Supreme then references that the Youngblood trial from judgment Day is just getting ready to start at the Citadel. The mention of superheroes causes Diana to pull out her make-ready of the latest issue of Omniman, except it isn't. It's this very issue of Supreme! We can see Ethan looking at this very page.

Concerned about revealing Supreme's personal secrets, Ethan takes it and runs off where we can see him thinking that he's reading his thoughts. It's very meta and very fun.

Supreme flies into Dazzle Comics and orders that they run the Omniman issue and not the Supreme issue, but a real life Omniman appears and tells them that he can't allow his secrets to be published like that.

There's a wonderful conversation between the two heroes.

Supreme: "B-But Omniman isn't real! You're just a comic-book character!"

Omniman: "Oh, and you're not? Isn't that you on the cover of that comic you're holding?"

Supreme: "Well, yes, but this is some sort of mistake. I'm not just a made-up fantasy hero..."

Omniman: "Oh, come on! In that outfit? What are you, the mailman?"

They decide to settle it by demonstrating their powers, which of course leads to a brawl between the two. Diana offers to help Supreme, as she's knowledgeable about Omniman's powers. It's a little odd that Ethan doesn't know, since he's been doing the art on the series for longer than she's been writing it, but maybe this is a subtle dig at how uninvested artists are on the series they're working on.

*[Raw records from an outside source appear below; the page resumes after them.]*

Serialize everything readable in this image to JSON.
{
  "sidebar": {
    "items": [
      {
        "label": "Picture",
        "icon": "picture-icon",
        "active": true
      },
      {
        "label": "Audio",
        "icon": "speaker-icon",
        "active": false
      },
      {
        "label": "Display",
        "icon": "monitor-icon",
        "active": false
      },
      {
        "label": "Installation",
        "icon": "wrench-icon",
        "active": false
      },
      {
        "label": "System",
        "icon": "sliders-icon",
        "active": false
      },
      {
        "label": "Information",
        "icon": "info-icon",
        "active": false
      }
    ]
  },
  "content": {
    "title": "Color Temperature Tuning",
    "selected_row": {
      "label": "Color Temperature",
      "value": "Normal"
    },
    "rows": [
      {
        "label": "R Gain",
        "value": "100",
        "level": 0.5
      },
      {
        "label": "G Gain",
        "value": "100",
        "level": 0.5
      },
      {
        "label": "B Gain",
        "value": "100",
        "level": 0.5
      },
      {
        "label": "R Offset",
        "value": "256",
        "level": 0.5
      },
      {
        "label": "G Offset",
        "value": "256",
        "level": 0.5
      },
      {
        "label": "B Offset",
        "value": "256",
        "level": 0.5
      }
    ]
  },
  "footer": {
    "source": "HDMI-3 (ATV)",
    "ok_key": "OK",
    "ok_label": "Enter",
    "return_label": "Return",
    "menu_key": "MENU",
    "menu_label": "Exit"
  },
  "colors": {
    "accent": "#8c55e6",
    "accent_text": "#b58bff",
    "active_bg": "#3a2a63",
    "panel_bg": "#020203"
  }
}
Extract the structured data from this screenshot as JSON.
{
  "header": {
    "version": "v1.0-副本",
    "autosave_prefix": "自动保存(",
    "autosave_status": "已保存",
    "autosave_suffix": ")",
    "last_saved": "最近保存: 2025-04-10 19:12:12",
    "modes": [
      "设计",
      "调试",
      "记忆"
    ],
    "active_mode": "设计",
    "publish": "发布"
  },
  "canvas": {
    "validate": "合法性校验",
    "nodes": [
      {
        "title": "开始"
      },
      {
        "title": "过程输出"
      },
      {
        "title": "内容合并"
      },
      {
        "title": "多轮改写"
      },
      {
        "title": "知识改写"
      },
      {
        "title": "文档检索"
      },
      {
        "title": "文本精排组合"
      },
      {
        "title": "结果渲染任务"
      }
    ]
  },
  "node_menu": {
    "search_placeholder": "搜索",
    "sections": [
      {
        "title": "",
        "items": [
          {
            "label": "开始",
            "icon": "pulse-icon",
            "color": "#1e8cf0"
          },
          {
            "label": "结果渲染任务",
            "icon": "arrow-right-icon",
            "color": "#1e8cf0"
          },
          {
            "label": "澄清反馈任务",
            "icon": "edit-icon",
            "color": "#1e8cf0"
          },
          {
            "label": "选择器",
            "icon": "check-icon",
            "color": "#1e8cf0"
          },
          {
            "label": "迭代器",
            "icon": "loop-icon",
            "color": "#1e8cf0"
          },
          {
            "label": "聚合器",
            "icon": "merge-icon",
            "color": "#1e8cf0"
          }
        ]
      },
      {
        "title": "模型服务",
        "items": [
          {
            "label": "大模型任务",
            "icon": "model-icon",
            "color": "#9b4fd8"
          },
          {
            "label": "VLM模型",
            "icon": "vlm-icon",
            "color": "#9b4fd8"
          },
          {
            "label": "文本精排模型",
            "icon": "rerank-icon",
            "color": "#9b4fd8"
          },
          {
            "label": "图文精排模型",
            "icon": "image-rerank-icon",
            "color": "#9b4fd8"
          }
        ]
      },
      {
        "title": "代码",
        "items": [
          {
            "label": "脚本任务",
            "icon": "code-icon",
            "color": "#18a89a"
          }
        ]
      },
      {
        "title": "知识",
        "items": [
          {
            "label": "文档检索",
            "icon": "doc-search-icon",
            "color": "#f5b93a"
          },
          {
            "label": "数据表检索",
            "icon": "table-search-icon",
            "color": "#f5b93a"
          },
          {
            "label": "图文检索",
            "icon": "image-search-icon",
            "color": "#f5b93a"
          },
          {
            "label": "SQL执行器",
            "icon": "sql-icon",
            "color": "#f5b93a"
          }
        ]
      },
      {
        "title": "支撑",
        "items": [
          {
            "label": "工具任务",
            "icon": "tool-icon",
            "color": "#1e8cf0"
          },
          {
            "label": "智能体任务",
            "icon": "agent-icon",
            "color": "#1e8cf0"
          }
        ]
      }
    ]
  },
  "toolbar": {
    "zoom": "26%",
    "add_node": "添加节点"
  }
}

There's a wonderful bit as Diana and Lucas talk about the heroes fighting, with Lucas saying, "Believe me, Omniman coming to life and losing his marbles in downtown Omegapolis is the last thing Dazzle needs right now! I mean, with the industry in the state it's in..." He's interrupted as the heroes come crashing through into a comicbook shop. And then Carl Chamber, the new assistant editor shows up for his first day.

Carl's an interesting side character, as he's written to be a little oblivious, that he's a nice workplace foil for Diana. He very well could have been created just for the Civil War issue coming up, but I also think Moore had more in mind for him that we just never got to see. I hope so, anyway.

And then Omniman starts to break character and we learn that Omniman is actually Szazs, the Sprite Supreme. "I'm cute and I've got a big head!" he exclaims. And with that, he's already become a fan favorite. Szazs is competing in the Impolympics with the other imp, sprite and pixie analogs of the Awesome heroes to come up with "the most irrational and pointless stunt!"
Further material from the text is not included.